Adam Carroll wanted better than sixth

For the Irish, Carroll said: “That’s the way it goes sometimes, I suppose. I don’t think we’ve ever been so disappointed with two sixth places in qualifying because we could have had a crack at pole at the end. I was happy with the third segment of qualifying and I knew we’d have been right there in the final segment but for the red flag. The circuit is extremely aggressive on tyres so it will be important to be fast and consistent and make sure the rubber lasts.”

This weekend’s problems with equipment are not the first time the series – the self-styled World Cup of Motorsport – has suffered problems this season.

Delays in completing the new spec, Ferrari-inspired, cars forced the cancellation of the planned first race meeting of the season, while several teams including the Brits had to sit out the revised opener a month later because there were still not enough cars. One team, Pakistan, has yet to receive a car that its driver, the taller-than-average Adam Khan, can fit into comfortably.

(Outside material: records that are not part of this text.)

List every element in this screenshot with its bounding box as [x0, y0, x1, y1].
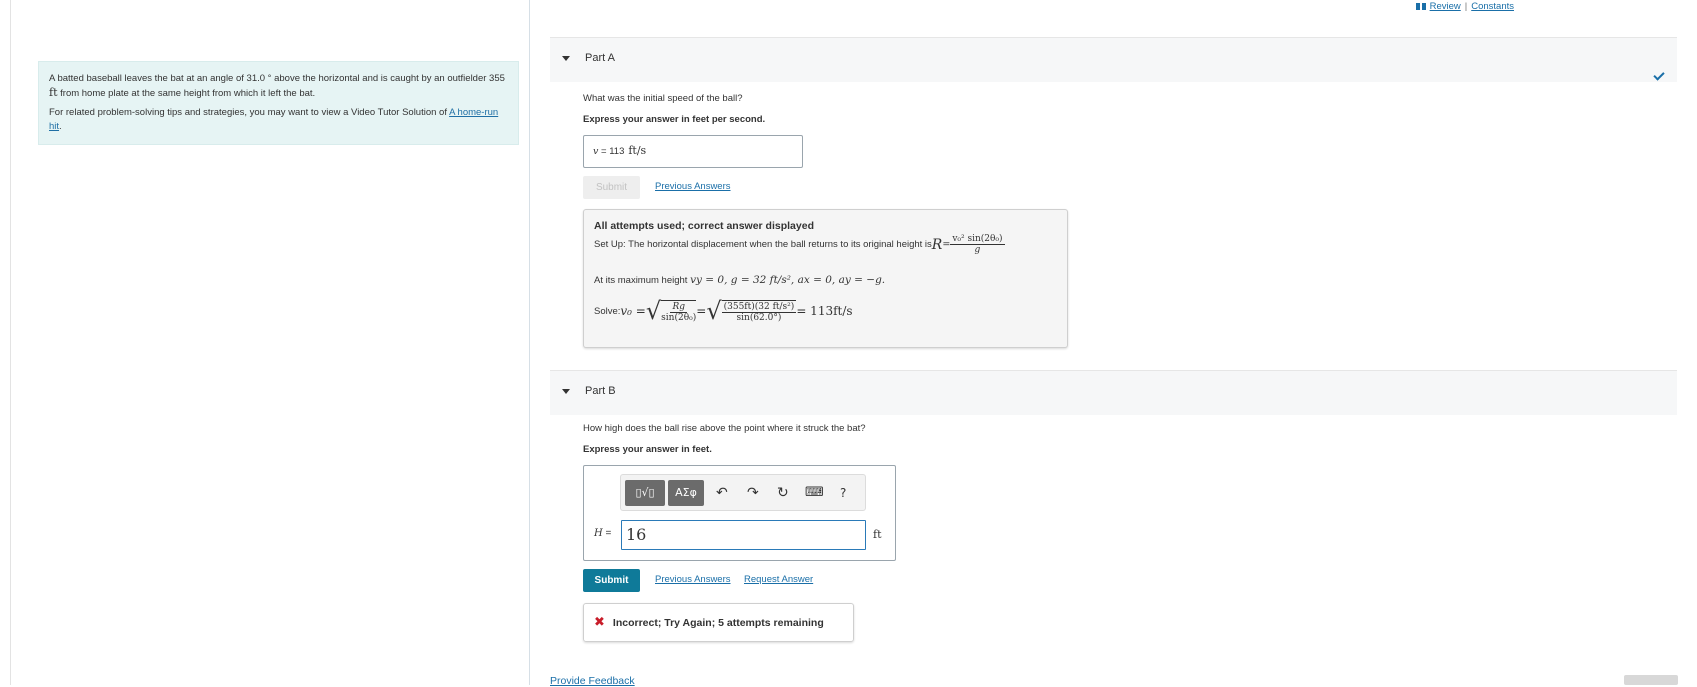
setup-text: Set Up: The horizontal displacement when the ball returns to its original height is — [594, 239, 932, 250]
part-b-header[interactable] — [550, 370, 1677, 415]
setup-r: R — [931, 236, 943, 253]
max-height-math: vy = 0, g = 32 ft/s², ax = 0, ay = −g. — [690, 274, 886, 286]
solve-result: = 113ft/s — [796, 304, 853, 318]
math-toolbar — [620, 474, 866, 511]
part-a-label: Part A — [585, 52, 615, 64]
solve-lhs: v₀ = — [620, 304, 646, 318]
radical-icon: √ — [645, 297, 662, 325]
part-a-instruction: Express your answer in feet per second. — [583, 114, 766, 125]
solve-fraction-1 — [661, 302, 696, 323]
part-a-submit-button: Submit — [583, 176, 640, 199]
part-b-answer-editor — [583, 465, 896, 561]
collapse-caret-icon[interactable] — [562, 56, 570, 61]
solve-text: Solve: — [594, 305, 621, 317]
part-a-header[interactable] — [550, 37, 1677, 82]
error-x-icon: ✖ — [594, 615, 605, 630]
answer-equals: = — [602, 528, 612, 539]
height-input[interactable]: 16 — [621, 520, 866, 550]
solve-fraction-2 — [722, 302, 797, 323]
review-link[interactable]: Review — [1429, 1, 1461, 12]
max-height-text: At its maximum height — [594, 275, 691, 286]
symbols-icon[interactable]: AΣφ — [668, 480, 704, 506]
link-separator: | — [1464, 1, 1468, 12]
help-icon[interactable]: ? — [840, 486, 847, 500]
solve-row — [594, 299, 853, 323]
tip-text: For related problem-solving tips and strategies, you may want to view a Video Tutor Solution of — [49, 107, 450, 118]
problem-statement — [38, 61, 519, 145]
setup-num: v₀² sin(2θ₀) — [952, 234, 1003, 244]
answer-value: 113 — [609, 146, 625, 157]
left-border — [10, 0, 11, 685]
redo-icon[interactable]: ↷ — [747, 485, 759, 501]
column-divider — [529, 0, 530, 685]
problem-text-a: A batted baseball leaves the bat at an angle of 31.0 ° above the horizontal and is caught by an outfielder 355 — [49, 73, 505, 84]
solve-num-2: (355ft)(32 ft/s²) — [723, 301, 795, 312]
part-b-instruction: Express your answer in feet. — [583, 444, 712, 455]
constants-link[interactable]: Constants — [1471, 1, 1514, 12]
feedback-title: All attempts used; correct answer displayed — [594, 220, 814, 232]
solve-den-2: sin(62.0°) — [736, 312, 782, 323]
part-a-feedback-panel — [583, 209, 1068, 348]
answer-variable: v — [593, 146, 599, 157]
part-b-question: How high does the ball rise above the point where it struck the bat? — [583, 423, 866, 434]
part-a-question: What was the initial speed of the ball? — [583, 93, 743, 104]
provide-feedback-link[interactable]: Provide Feedback — [550, 675, 635, 687]
templates-icon[interactable]: ▯√▯ — [625, 480, 665, 506]
incorrect-feedback — [583, 603, 854, 642]
setup-eq: = — [942, 239, 951, 250]
setup-fraction — [950, 234, 1004, 255]
video-tutor-link[interactable]: A home-run hit — [49, 107, 499, 132]
problem-text-b: from home plate at the same height from which it left the bat. — [57, 88, 316, 99]
part-b-submit-button[interactable]: Submit — [583, 569, 640, 592]
next-button[interactable] — [1624, 675, 1678, 685]
sqrt-1 — [646, 299, 696, 323]
solve-num-1: Rg — [672, 301, 685, 312]
part-a-answer-field — [583, 135, 803, 168]
keyboard-icon[interactable]: ⌨ — [805, 485, 824, 500]
setup-row — [594, 234, 1005, 255]
answer-equals: = — [598, 146, 610, 157]
solve-eq-2: = — [696, 304, 707, 318]
request-answer-link[interactable]: Request Answer — [744, 574, 814, 585]
problem-tip — [49, 106, 508, 134]
part-b-previous-answers-link[interactable]: Previous Answers — [655, 574, 731, 585]
sqrt-2 — [706, 299, 796, 323]
problem-text — [49, 72, 508, 101]
tip-end: . — [59, 121, 62, 132]
incorrect-text: Incorrect; Try Again; 5 attempts remaining — [612, 617, 824, 629]
answer-unit: ft/s — [628, 144, 647, 157]
answer-variable: H — [594, 528, 603, 539]
setup-den: g — [974, 245, 981, 255]
top-links — [1416, 1, 1514, 12]
part-b-label: Part B — [585, 385, 616, 397]
book-icon — [1416, 3, 1426, 10]
solve-den-1: sin(2θ₀) — [661, 312, 697, 323]
answer-label — [594, 528, 611, 539]
part-a-previous-answers-link[interactable]: Previous Answers — [655, 181, 731, 192]
undo-icon[interactable]: ↶ — [716, 485, 728, 501]
max-height-row — [594, 274, 885, 286]
reset-icon[interactable]: ↻ — [777, 485, 789, 501]
answer-unit: ft — [873, 528, 882, 541]
radical-icon: √ — [706, 297, 722, 325]
problem-unit: ft — [49, 86, 58, 99]
collapse-caret-icon[interactable] — [562, 389, 570, 394]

New fewer than four race weekends of the 11 originally planned have failed to happen – the Italian round because of car delays, Indonesia because the circuit failed its FIA check, a ‘venue to be announced’ race on March 29 that never materialised, and most recently the Mexico City races of March 15 have been lost.

Only two weekends remain after this one if Mexico cannot be rearranged – the Algarve on April 12 and Brands Hatch on May 3.